The chief executive of the Irish low-cost airline has made no secret in recent days that Ryanair would close bases in Europe, and he was also very aware that Brussels Airport could be targeted because O’Leary no longer has any growth in Belgium . his business. “Zaventem is one of the airports where we question our presence,” it read.
On Wednesday, O’Leary will add words to action: the Irish low-cost carrier is phasing out its permanent presence in Zaventem, it was announced this morning at a special cooperation committee. In concrete terms, Ryanair is temporarily removing the two aircraft stationed in Zaventem. The flights that were carried out with these aircraft will be cancelled. The number of flights from Zaventem therefore drops from 19 to 12. The plane would return in March. Brussels Airport would thus become a seasonal base, believes the Christian trade union ACV Puls, where planes are only stationed in the summer.
“We now have to look for solutions for the 80 employees in Brussels,” says Hans Elsen from ACV Puls. “For the 71 employees from abroad, we need to see if there are opportunities for them to be sent back and find work there. For the 9 Belgian employees, it is being investigated whether they can work in Charleroi. That airport will be left untouched.”
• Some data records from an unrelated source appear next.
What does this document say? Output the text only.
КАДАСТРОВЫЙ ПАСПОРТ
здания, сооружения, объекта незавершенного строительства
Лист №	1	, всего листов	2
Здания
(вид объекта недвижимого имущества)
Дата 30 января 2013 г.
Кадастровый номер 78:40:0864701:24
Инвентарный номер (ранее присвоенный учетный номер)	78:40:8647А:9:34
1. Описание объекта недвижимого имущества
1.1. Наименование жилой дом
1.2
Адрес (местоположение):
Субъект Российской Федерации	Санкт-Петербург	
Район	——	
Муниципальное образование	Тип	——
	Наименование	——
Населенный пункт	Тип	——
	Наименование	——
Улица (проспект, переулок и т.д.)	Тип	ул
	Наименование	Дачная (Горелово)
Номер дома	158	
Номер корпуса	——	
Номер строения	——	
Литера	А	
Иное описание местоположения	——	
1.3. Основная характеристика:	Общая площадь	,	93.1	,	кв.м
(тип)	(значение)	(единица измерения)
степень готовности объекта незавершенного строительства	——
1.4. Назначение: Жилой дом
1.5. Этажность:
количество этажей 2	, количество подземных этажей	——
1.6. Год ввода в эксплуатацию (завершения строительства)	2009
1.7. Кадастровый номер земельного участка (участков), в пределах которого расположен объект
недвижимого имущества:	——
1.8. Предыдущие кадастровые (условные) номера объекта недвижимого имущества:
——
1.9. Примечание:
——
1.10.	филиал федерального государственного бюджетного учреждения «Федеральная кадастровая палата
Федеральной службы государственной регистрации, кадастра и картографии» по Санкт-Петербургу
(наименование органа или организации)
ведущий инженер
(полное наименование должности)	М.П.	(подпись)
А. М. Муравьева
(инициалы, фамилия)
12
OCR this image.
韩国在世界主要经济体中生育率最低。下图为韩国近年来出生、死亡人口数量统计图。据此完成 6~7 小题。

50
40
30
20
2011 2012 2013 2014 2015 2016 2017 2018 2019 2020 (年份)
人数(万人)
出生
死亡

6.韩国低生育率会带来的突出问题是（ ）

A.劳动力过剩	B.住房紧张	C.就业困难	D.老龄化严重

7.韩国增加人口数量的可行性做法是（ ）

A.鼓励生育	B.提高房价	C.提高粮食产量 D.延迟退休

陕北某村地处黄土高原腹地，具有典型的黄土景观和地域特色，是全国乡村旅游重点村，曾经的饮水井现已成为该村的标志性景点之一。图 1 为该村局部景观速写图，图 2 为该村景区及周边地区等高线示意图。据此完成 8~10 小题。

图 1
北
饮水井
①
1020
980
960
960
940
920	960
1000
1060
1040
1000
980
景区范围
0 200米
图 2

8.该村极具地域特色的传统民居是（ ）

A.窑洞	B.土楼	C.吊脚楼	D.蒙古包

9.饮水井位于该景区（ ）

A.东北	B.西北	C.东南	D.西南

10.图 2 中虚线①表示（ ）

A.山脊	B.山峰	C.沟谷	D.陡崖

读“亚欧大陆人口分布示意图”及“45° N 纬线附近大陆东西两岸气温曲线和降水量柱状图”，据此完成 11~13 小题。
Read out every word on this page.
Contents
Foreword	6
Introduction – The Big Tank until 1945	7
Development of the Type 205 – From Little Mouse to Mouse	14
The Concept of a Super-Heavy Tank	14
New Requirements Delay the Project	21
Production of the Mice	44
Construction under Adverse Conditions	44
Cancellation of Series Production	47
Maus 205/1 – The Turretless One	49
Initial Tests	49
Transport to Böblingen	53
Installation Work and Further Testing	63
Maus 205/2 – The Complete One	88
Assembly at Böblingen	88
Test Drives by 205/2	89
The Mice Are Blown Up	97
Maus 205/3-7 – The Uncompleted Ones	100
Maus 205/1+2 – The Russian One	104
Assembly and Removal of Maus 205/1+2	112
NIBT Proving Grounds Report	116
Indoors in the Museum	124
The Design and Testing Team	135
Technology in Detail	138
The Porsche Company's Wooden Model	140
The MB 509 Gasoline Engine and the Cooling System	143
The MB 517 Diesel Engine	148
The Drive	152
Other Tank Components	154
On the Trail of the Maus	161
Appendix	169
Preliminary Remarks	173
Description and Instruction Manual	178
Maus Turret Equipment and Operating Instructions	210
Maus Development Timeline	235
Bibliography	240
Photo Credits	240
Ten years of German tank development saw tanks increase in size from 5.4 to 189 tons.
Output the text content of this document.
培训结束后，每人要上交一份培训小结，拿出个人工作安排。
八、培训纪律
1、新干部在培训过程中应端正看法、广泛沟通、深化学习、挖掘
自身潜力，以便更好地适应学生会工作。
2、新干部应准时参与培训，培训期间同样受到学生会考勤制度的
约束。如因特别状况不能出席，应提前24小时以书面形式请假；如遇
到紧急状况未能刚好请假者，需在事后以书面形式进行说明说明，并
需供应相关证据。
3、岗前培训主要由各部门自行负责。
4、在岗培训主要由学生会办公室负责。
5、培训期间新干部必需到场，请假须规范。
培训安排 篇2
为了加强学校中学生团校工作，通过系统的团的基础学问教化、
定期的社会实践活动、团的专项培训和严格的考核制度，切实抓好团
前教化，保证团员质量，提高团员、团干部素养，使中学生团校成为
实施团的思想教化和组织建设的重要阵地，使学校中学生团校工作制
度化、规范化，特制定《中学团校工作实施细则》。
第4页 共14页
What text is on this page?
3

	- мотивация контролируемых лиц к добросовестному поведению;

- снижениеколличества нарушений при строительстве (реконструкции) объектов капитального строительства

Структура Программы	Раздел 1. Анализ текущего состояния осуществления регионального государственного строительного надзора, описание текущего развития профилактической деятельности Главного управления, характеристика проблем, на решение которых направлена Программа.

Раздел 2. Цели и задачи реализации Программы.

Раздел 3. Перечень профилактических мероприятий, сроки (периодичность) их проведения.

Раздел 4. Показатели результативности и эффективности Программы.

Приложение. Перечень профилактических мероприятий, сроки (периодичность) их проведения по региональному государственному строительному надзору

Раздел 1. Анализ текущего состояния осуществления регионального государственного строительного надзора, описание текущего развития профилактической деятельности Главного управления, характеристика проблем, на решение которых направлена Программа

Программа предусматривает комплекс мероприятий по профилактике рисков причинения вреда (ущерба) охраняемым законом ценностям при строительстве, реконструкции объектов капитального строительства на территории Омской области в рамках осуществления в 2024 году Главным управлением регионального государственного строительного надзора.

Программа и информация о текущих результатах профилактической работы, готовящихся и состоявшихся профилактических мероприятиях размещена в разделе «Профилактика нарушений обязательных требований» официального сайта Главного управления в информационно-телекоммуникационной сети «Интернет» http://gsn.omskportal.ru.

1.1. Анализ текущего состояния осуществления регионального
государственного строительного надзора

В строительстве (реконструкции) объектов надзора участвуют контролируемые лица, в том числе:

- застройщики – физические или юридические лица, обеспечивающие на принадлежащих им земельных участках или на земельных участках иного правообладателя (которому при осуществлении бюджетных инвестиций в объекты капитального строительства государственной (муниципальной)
This afternoon, O’Leary provided more information at a press conference. “We are very disappointed to announce the closure of these two bases,” he said. “But we have no alternative after the price increases in Zaventem and the Belgian government’s absurd and idiotic decision to introduce new taxes. We continue to grow in other airports that understand that lower prices are necessary to get over the corona crisis, but we have to close in Zaventem.”
O’Leary is therefore asking the government to withdraw the air tax again, but also to reduce costs in Zaventem. “Next summer will be extremely challenging due to high oil prices. If airports then raise their prices and governments raise taxes, it’s simply not sustainable.”
O’Leary cannot guarantee that regular flights will return in March. “That will only happen if Zaventem reduces costs and the Belgian government reverses the flight tax.”
In the interviews, the Irishman indicated that he still saw little growth in our country, where his main base (with 15 aircraft) is located in Charleroi. Ryanair is one of the few airlines flying more flights than before the pandemic and carrying more passengers than ever in recent months. But the thunderclouds over the economy also have O’Leary fearing a difficult winter – “You’d be crazy not to worry about the looming recession,” he said recently. Therefore, Ryanair is reviewing its presence at some airports for this winter. A few days ago, a departure from Athens was also announced.
Zaventem, where only two Ryanair planes are now based, has never been O’Leary’s preferred base because airport charges are around eight times higher than at regionally supported Charleroi. Still, the decision to build the base is still striking. Less than a year ago, O’Leary himself went to Brussels with the message that after corona he mainly saw expansion opportunities in Zaventem, because Charleroi is already saturated. But then “airport costs and taxes will have to be cut to revive tourism,” he added.
The opposite has happened. Zaventem is currently reviewing airport charges, and the federal government introduced an air tax of 2 to 10 euros in April, depending on the destination. Certainly for a low-cost airline like Ryanair, with price-sensitive customers, these extra taxes weigh you down.
Another factor is the continued social unrest at the company’s Belgian bases. The Belgian pilots and cabin crew stationed in our country have already stopped working several times this year to protest against Ryanair’s working methods and working conditions. The labor prosecutor in Charleroi has already collected dozens of complaints against the company, and recently 48 pilots took the airline to court because they want to cancel a 20 percent pay cut they had taken during the corona.
Ryanair’s decision is bad news for Brussels Airport, which sees a major player at the airport wind down its operations. But this does not mean that no more Ryanair flights depart from Zaventem. Only 5 of the 15 rotations (outbound and return flights) passing through Zaventem are carried out by staff stationed in Belgium, an airport spokesman said. The other ten depart from foreign bases and continue to fly (for now) at the national airport.